In accordance with findings reported by other authors, visual acuity increased after phacoemulsification and intraocular lens implantation in most patients with inactive endogenous uveitis [1, 3, 4, 1518]. Rauz et al. reported an improvement in BCVA in 93.3% of the patients [12]. In that study, acrylic, silicone, and hydrogel IOLs were implanted. Elgohary et al. found an improvement of two or more lines in 71.3% at final examination [1]. Hydrogel, silicone, and PMMA IOLs were used in that study. Foster et al. observed an improvement in BCVA in 97.4% [19]. Kawaguchi et al. reported an improvement in BCVA in 84.7% of patients and 74.0% had a visual acuity of 0.5 or better [3]. Krishna et al. found improved visual acuity in 94.0% [4]. Moschos et al. achieved an improvement in the mean BCVA from 0.3 ± 0.3 to 0.8 ± 0.3 after phacoemulsification with in-bag implantation [17]. An 87% improvement in BCVA of two or more lines was obtained in Suresh’s study [18]. Alio et al. found highly significant (p < 0.0001) improvement in BCVA in uveitic patients with acrylic, silicone, polymethyl methacrylate (PMMA), and heparin-surface-modified PMMA. In Alio’s study, acrylics and PMMA IOLs provided better visual outcome than silicone IOLs [7].

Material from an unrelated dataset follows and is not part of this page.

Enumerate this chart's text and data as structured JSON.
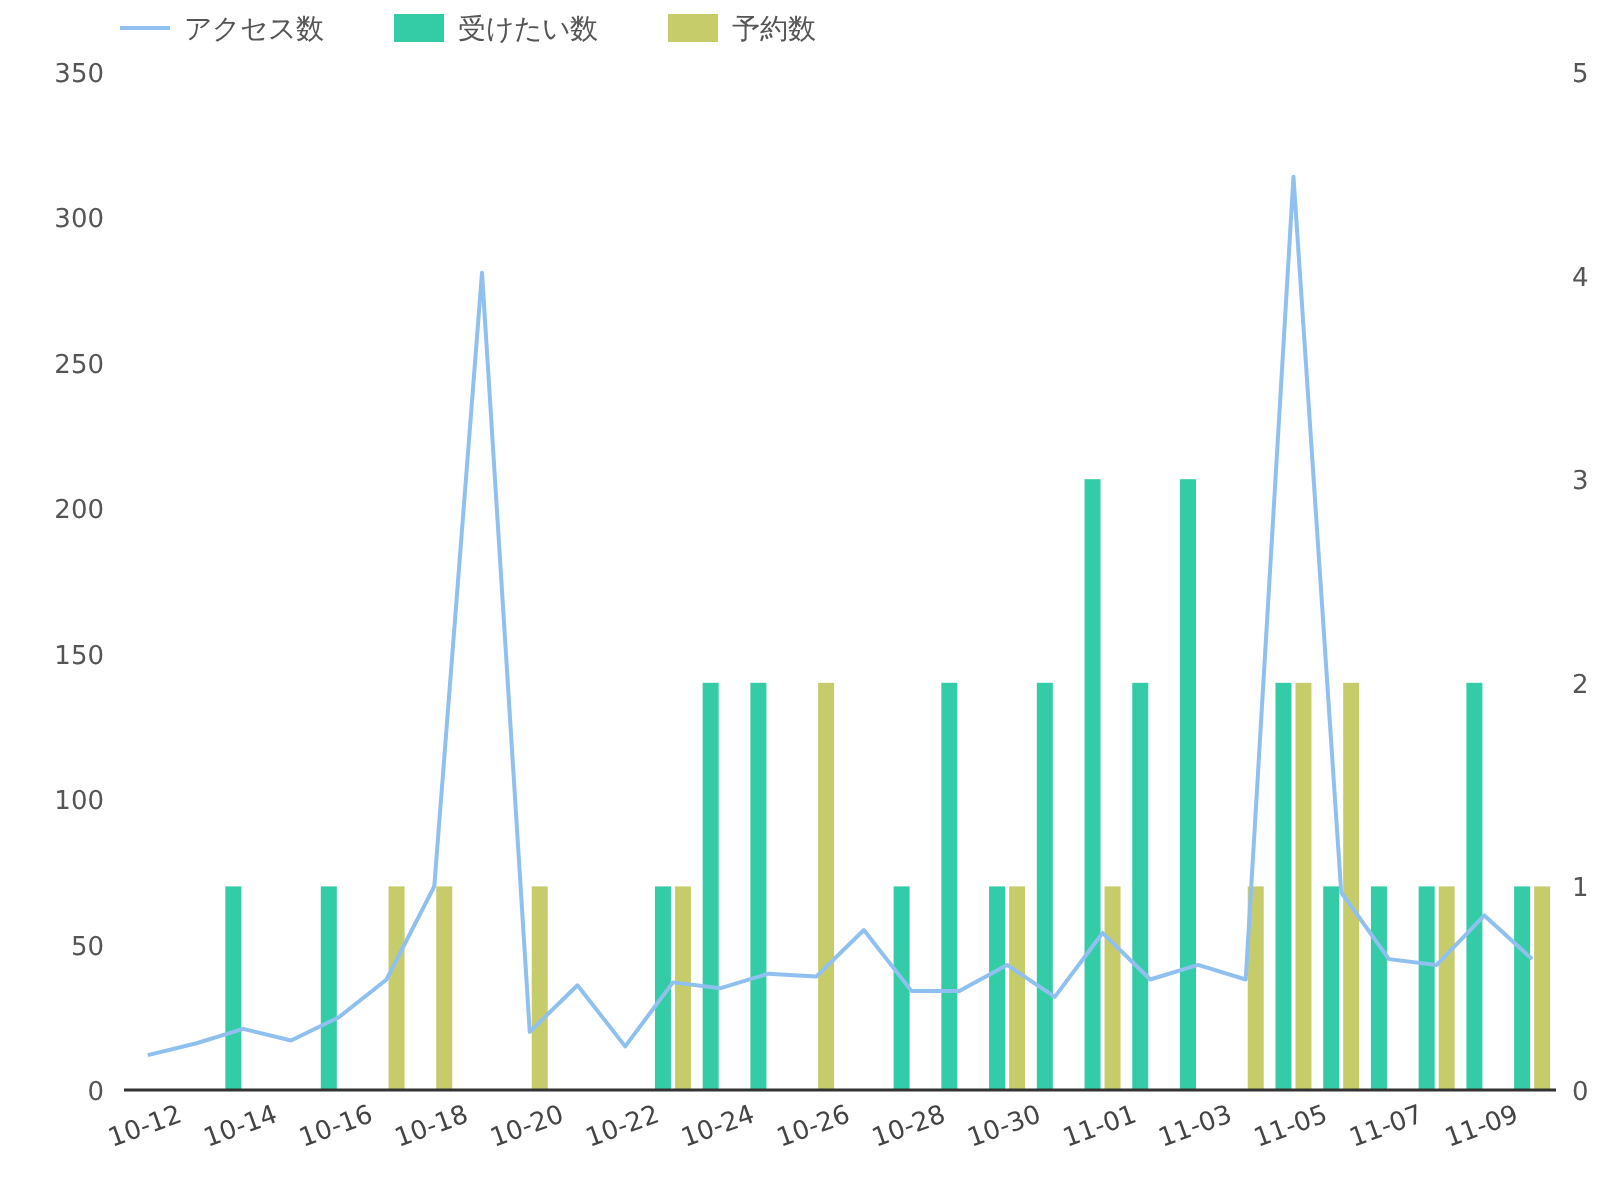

In our study, the mean BCVA improved significantly in most of the patients after surgery in both groups (p < 0.01), and no significant difference was noted. This suggests that satisfactory visual outcome can be achieved with both a hydrophobic or hydrophilic acrylic IOL.

Complications

The number of patients in whom inflammation recurred, CME was detected postoperativey, and who presented with an intraocular pressure ≥22 mmHg and epiretinal membrane formation did not differ between the groups. No further complications such as IOL dislocation or decentration, endophthalmitis, or retinal detachment occurred in any of the patients in this study.

Taken together, a good visual outcome was achieved with both acrylic IOLs. Implantation of both the hydrophobic and the hydrophilic IOL was safe, the surgically induced postoperative inflammation mild, and inflammatory recurrence rare. No marked differences were observed during the 6-month postoperative period concerning uveal and capsular biocompatibility.